Corey Heim and Ty Gibbs
Corey Heim and Ty Gibbs race during the Menards 250 for the ARCA Menards Series at Elko Speedway in Elko New Market, Minnesota, on July 10, 2021. (David Berding/ARCA Racing)

There are many drivers to watch Saturday night at Iowa not named Heim or Gibbs; Daniel Dye proved as much last week when he dominated at Berlin Raceway for his first ARCA Menards Series win in just his second start.

Dye will race again at Iowa. As will Taylor Gray, Jesse Love and Nick Sanchez, the drivers who finished fourth through sixth, respectively, behind Gibbs (second) and Heim (third) last week.

They’ll be joined in the field at Iowa by NASCAR Camping World Truck Series part-timers Drew Dollar and Bret Holmes, the latter of whom is the defending ARCA Menards Series champion. Holmes finished third in last year’s Shore Lunch 150 at Iowa.

Because Saturday’s race is an AMS / East Series combination event (plus the fifth round of the 2021 Sioux Chief Showdown), East Series points leader Sammy Smith will join Gibbs as Joe Gibbs Racing entries in the field at Iowa.

Other East Series regulars like Mason Diaz, Joey Iest, Max Gutiérrez and Rajah Caruth are in the field, as well.

The complete entry list for Saturday’s Shore Lunch 150 at Iowa Speedway can be viewed here.

RACING REFERENCE:

RACE FACTS

RACE Shore Lunch 150
PLACE Iowa Speedway in Newton, Iowa
DATE Saturday, July 24, 2021
TIME 8 p.m. CT / 9 p.m. ET
TV/LIVE STREAM MAVTV / TrackPass on NBC Sports Gold
RADIO ARCARacing.com
TRACK LAYOUT 0.875-mile paved oval
LAPS 150
MILES 132
EVENT SCHEDULE Saturday, July 24: Practice at 4:15 p.m.; Qualifying at 6 p.m.; Race at 8 p.m. (All times CT)
TWITTER @ARCA_Racing, @NASCARRoots, @iowaspeedway, @MAVTV, @_TrackPass

CREW CHIEF HANDOUT: The starting field for the Shore Lunch 150 is limited to 24 plus provisional positions. This event will be run under the 2021 ARCA Menards Series rules, procedures, regulations and specifications.

QUALIFYING: Two consecutive laps qualifying. No adjustments or repairs may be made on car after taking the green flag at start/finish line. All cars must make a qualifying attempt, and all drivers must practice before they can qualify.

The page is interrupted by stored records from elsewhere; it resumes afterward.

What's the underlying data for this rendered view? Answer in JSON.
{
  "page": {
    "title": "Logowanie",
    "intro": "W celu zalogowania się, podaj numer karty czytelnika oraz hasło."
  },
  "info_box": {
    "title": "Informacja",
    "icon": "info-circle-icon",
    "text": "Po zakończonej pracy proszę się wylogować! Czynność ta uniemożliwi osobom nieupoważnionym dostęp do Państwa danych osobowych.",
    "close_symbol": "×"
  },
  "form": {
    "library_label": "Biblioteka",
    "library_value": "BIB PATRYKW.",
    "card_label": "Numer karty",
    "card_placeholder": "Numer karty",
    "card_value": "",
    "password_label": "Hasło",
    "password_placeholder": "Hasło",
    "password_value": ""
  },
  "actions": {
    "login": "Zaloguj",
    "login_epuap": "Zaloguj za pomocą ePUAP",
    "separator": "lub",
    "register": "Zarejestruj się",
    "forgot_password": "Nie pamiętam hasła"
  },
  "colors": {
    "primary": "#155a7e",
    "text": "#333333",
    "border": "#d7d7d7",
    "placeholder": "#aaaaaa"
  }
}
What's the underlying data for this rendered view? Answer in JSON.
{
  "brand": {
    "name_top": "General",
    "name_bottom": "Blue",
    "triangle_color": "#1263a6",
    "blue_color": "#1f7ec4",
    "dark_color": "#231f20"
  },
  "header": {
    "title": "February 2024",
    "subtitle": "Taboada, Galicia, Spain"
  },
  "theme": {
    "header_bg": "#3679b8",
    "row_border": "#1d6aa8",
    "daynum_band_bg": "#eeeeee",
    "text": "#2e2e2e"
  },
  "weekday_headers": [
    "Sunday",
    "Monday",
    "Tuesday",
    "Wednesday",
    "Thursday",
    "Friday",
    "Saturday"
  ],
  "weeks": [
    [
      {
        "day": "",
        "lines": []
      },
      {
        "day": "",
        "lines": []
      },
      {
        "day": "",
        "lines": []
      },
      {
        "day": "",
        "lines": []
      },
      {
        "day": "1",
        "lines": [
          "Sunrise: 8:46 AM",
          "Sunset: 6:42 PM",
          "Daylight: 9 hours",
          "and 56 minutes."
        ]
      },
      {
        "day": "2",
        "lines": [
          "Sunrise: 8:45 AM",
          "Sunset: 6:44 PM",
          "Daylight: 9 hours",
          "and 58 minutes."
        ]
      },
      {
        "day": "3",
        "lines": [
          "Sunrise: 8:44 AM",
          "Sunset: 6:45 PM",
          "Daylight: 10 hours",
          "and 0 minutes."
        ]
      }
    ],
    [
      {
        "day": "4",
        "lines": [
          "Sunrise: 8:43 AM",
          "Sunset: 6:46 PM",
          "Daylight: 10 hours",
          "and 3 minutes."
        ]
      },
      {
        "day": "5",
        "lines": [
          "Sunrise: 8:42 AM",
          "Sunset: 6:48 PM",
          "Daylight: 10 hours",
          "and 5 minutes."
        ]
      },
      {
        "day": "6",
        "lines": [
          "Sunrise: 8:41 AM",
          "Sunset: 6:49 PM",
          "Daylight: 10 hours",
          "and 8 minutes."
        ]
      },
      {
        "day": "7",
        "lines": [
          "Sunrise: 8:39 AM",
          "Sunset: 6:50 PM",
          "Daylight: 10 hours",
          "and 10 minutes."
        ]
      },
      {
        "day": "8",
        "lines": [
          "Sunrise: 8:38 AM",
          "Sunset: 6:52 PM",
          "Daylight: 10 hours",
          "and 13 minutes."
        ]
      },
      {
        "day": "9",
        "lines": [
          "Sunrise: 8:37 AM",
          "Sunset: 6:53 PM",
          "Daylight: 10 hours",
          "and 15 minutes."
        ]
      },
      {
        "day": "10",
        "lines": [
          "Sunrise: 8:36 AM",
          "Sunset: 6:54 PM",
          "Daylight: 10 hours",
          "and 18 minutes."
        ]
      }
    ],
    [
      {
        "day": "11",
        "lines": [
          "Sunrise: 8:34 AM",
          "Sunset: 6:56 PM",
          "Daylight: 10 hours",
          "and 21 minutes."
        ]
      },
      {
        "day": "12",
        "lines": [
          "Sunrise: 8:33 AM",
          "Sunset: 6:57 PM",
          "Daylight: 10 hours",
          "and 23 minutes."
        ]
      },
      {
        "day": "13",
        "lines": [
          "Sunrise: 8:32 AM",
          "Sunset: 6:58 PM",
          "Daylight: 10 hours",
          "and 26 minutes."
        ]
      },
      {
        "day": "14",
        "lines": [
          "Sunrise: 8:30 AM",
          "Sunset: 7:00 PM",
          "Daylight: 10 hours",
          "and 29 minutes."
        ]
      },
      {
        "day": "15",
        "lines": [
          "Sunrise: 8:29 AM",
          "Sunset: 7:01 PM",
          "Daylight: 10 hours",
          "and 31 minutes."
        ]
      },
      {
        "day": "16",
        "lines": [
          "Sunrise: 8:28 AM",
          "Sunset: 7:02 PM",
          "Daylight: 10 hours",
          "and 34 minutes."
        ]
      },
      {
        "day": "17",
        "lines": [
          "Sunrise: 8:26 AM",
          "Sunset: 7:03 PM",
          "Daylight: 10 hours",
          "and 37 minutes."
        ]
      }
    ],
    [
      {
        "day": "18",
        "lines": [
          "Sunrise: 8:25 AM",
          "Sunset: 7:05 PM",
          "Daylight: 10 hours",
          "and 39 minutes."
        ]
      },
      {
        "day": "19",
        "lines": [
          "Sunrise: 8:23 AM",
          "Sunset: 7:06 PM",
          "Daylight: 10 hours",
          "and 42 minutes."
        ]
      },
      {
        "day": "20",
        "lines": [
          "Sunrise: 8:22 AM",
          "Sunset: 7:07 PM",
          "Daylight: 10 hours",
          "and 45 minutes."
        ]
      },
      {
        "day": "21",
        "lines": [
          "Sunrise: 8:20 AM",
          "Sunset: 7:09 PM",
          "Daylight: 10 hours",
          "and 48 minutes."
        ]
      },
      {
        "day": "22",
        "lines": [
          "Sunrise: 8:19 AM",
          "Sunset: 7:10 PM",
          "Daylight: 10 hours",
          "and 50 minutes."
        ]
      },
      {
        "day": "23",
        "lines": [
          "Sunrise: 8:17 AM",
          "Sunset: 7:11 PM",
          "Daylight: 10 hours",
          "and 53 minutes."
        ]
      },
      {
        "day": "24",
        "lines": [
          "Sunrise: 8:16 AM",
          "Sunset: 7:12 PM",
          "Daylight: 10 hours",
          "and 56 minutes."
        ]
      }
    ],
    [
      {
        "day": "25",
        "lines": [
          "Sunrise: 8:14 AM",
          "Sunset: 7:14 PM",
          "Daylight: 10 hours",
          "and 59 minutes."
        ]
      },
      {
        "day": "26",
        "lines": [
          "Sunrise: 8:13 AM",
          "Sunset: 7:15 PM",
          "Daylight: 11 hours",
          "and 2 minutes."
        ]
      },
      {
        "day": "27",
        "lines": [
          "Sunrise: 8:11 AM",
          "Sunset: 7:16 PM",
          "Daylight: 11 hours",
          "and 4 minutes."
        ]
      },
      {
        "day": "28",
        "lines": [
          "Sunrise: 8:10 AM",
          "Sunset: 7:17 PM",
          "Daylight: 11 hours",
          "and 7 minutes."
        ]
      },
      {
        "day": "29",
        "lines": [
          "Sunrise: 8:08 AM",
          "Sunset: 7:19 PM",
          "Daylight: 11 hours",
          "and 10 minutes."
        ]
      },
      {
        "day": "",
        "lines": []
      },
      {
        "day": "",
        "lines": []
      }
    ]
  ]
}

RACE PIT STOP: Break pit stop procedure. Breaks at or near the conclusion of Laps 50 and 100. All cars will be required to make at least one pit stop before the last 10 laps of the race. No adding or moving tires to or from pit box once race has started.

The maximum tire allotment available for this event is as follows: The maximum tire use at track (total, “from home” plus purchased at track) for the event is 16. Per ARCA Rulebook, maximum number of tires allowed in pit box for use in race is eight (8).